Backed against the end of the drift, Carter ran the only direction he could: toward the coming Asgre mercenary team. He barreled into the first one, knocking them both over and grappling with the alien for a moment, pulling off its mask. A sharp hiss filled the cavern and the creature screeched, clawing at its throat before it grasped the mask and pulled it back on. The light from the helmet had clattered down the drift, where it spun and threw a beam of light up behind the approaching aliens, backlighting them and casting their shadows onto the cowering group of humans at the end of the tunnel.
Daniel saw Carter half-rise as the Asgre raised its weapon and shot him. The older miner sunk to the floor and lay still. The Asgre raised their lights in the direction he had come from.
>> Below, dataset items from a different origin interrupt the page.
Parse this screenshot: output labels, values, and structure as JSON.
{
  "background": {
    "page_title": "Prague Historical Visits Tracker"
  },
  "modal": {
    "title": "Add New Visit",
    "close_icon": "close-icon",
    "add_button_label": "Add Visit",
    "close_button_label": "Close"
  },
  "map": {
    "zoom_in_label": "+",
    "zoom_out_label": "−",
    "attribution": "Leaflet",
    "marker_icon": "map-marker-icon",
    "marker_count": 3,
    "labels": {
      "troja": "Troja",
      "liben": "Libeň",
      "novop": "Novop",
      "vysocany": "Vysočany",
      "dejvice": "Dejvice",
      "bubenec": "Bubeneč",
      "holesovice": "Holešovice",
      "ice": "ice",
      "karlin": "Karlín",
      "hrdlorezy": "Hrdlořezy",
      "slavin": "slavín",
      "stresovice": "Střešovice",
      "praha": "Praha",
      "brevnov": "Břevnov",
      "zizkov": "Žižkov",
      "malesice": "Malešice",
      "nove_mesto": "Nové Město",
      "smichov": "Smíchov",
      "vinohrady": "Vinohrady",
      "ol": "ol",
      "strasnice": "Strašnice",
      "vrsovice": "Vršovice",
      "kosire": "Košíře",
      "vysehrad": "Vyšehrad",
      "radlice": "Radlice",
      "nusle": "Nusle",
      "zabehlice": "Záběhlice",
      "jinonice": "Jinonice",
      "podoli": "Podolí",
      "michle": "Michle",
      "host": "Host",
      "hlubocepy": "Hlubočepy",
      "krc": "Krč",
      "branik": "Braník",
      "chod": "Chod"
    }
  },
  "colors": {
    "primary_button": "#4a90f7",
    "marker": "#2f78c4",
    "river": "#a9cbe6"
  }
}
The beams caught Daniel and the others frozen in terror. The aliens shouted commands that they didn’t understand. Switching on a translator, one of them said, “We are here for the Vala. You will lead us to them.”
“We don’t know what you’re talking about!” Mary pleaded. “What’s a Vala? We mine Yynium here!” The creature waited, listening to the translation, and then barked, “Then you are not of any use to us.” He raised his weapon.
Daniel closed his eyes, preparing for the shot. Before he felt it, though, a gentle white light penetrated his eyelids. He opened them to see, standing between the miners and the Asgre, a half-circle of very different alien creatures.
They reminded him, somehow, of bipedal caterpillars with wrinkly pearl skin. They turned enormous eyes toward the miners, assessing, Daniel guessed, to see if they were all right. Their wide eyes made it possible for them to see where others couldn’t and, he guessed, to see what others couldn’t.